When I travel, I always take the train.
For sentimental reasons, I enter train stations from the side door. It’s always a bit quieter, and the local commuter rail tracks are closer there. Those local trains from my childhood in the south of the city, the southbound trains leaving the city toward the mountains, alongside the lakes between the city and the foothills, lakes whose depths I came to know with time. I have drawn what surrounds me into my body; it took me years to search out every spot, to apprehend all the details in word and image. Only when I begin to dream about a place do I open up to it. By now, my dreams reach all the way into the Balkans, and so I have to leave the Balkans behind and open up to some new terrain.
At the new central station, the train tracks stand empty. Today, one can travel only to the most distant destinations.
As night falls, I climb into a train that will cross the Balkans until it reaches Istanbul. A city I have never been to, a city that is sure to afford me passage into a world I never knew. My father went to Istanbul often, ever since he was no longer allowed to travel into the Soviet Union. He always traveled alone. Maybe he had something to take care of there that he wanted to keep secret from my mother and me; maybe the reason he gave for these trips—that there he could feel the homeland he would never get any closer to—was just a pretense.

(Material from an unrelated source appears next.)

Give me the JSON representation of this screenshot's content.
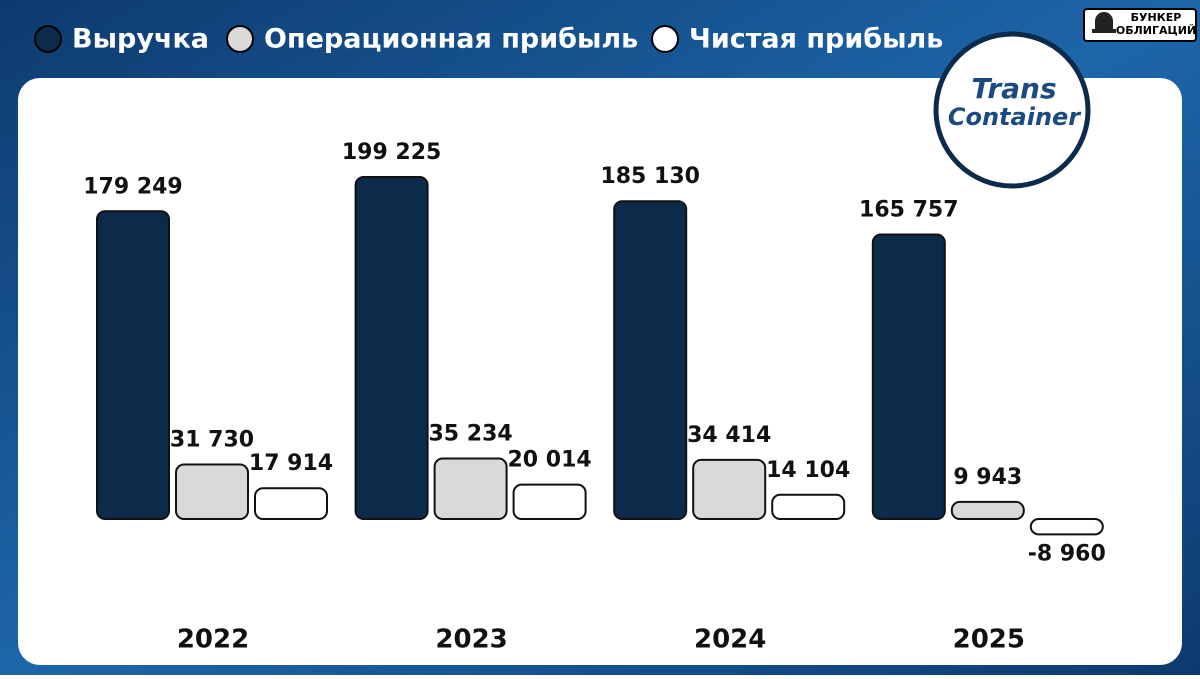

I am alone in the train compartment. I sink into Nabokov’s Asian Travels—his venture into the realm of unknown butterflies—written in a basement apartment in Berlin in 1934. The poet dreams of being the researcher Konstantin Gondunov en route to East Turkistan, a landscape that makes even the most peculiar kinds of disappearance appear credible.

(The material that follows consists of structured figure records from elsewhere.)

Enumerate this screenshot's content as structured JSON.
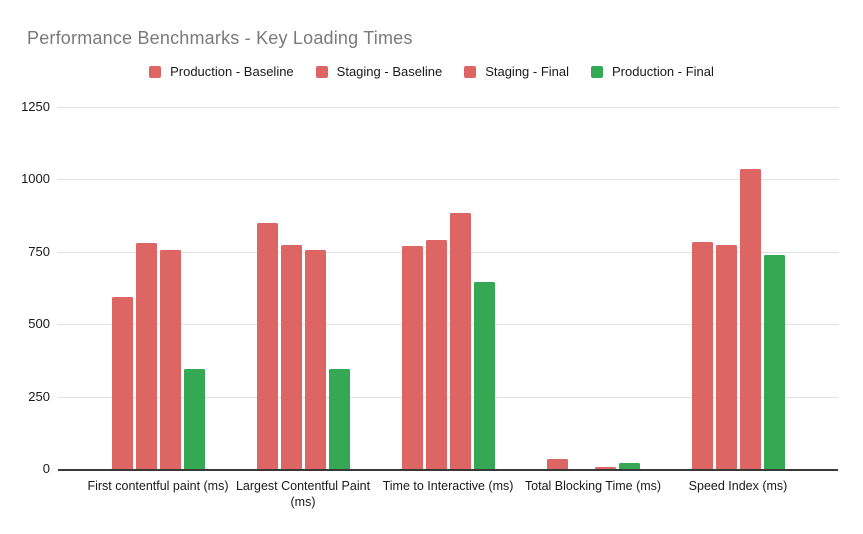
{
  "chart_data": {
    "type": "bar",
    "title": "Performance Benchmarks - Key Loading Times",
    "unit": "ms",
    "categories": [
      "First contentful paint (ms)",
      "Largest Contentful Paint\n(ms)",
      "Time to Interactive (ms)",
      "Total Blocking Time (ms)",
      "Speed Index (ms)"
    ],
    "series": [
      {
        "name": "Production - Baseline",
        "color": "#dd6664",
        "values": [
          595,
          850,
          770,
          33,
          785
        ]
      },
      {
        "name": "Staging - Baseline",
        "color": "#dd6664",
        "values": [
          780,
          775,
          790,
          0,
          775
        ]
      },
      {
        "name": "Staging - Final",
        "color": "#dd6664",
        "values": [
          755,
          755,
          885,
          6,
          1035
        ]
      },
      {
        "name": "Production - Final",
        "color": "#34a853",
        "values": [
          345,
          345,
          645,
          20,
          740
        ]
      }
    ],
    "ylim": [
      0,
      1250
    ],
    "yticks": [
      0,
      250,
      500,
      750,
      1000,
      1250
    ],
    "grid": true,
    "legend_position": "top",
    "xlabel": "",
    "ylabel": ""
  },
  "colors": {
    "title_text": "#7a7a7a",
    "axis_text": "#1a1a1a",
    "gridline": "#e2e2e2",
    "baseline": "#383838",
    "background": "#ffffff"
  }
}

Someone has left a small black suitcase on the baggage rack. It is light, but sealed tightly. Seeing how the train has stood at the station for several hours since arriving and has been cleaned in the meantime—though not very well, apparently—it would seem the passenger has not even noticed his suitcase is missing. One must conclude that the suitcase has been left on the rack for a reason. Maybe it is meant for someone who will board here in Munich and take possession of it. Since there’s no sign of this person yet, I’ll have to keep an eye on this suitcase myself.